Yo no podía dejar de sonreír; pero tampoco podía dejar de mostrarle las implicancias de lo que había hecho. Le hablé de la sinceridad, y de lo que significa realmente ser un buen amigo. Y luego le hice dos preguntas: «Hijo, ¿podrás cumplir la promesa que hiciste? Y si ella te invitó solo para obtener algo, ¿vale la pena tal amistad?» Él no había pensado en eso y, luego de meditarlo, no parecía tan entusiasmado como antes.

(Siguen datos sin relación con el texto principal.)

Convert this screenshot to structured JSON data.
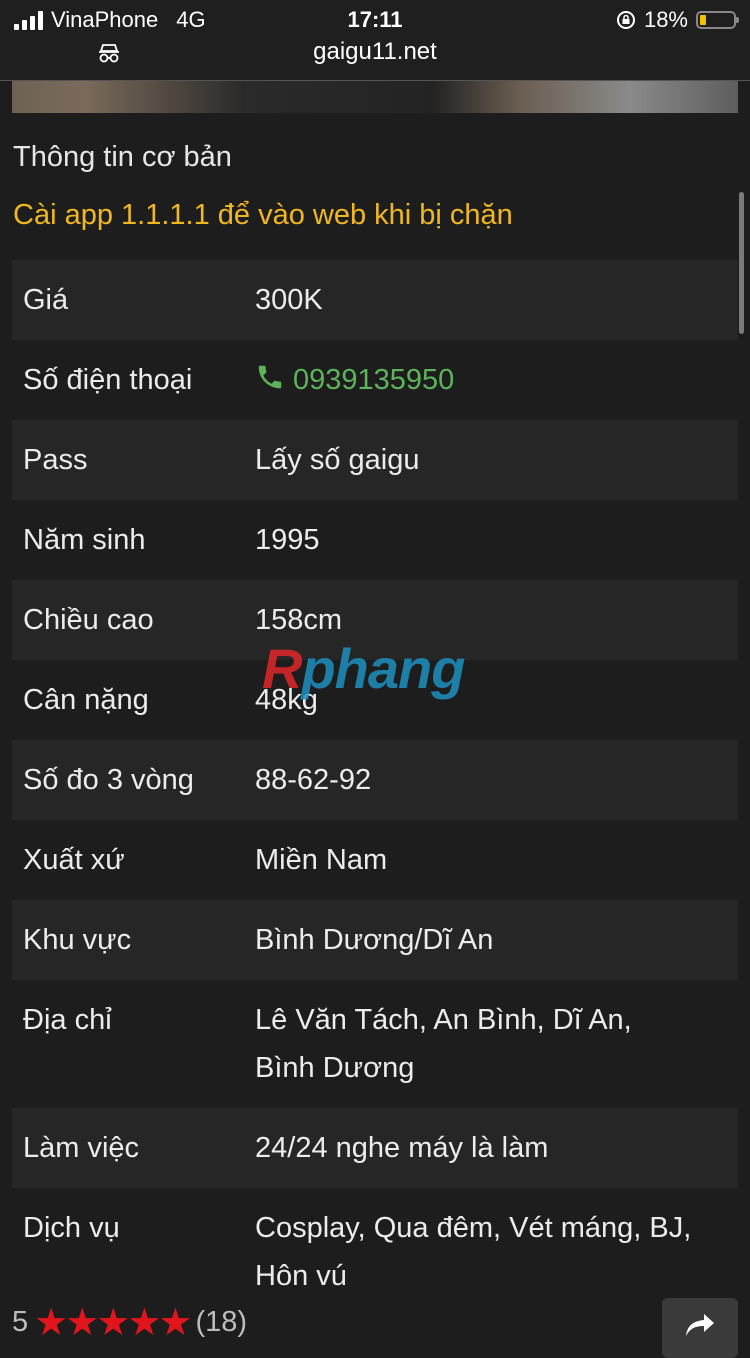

Parece que a nosotras nos sucede lo mismo. En nuestra relación con Dios, muchas veces queremos negociar con él. Cuando estamos inmersas en una situación difícil, hacemos ofertas como: «Señor, si me das esto, yo haré aquello»; o «Si me cumples este deseo, podré serte fiel! Sin embargo, a menudo no depositamos toda nuestra confianza en Dios, y no dejamos que él decida si lo que pedimos es verdaderamente razonable y útil, o si nos llevará a situaciones que nos alejarán de su camino.
Así como mi hijo, necesitamos reflexionar y, quizá, «perder interés» en cosas a las que damos demasiado valor y que pueden ser una piedra de tropiezo. Y como Jesús le dijo a su Padre: «Hágase tu voluntad» (Mat. 26:42).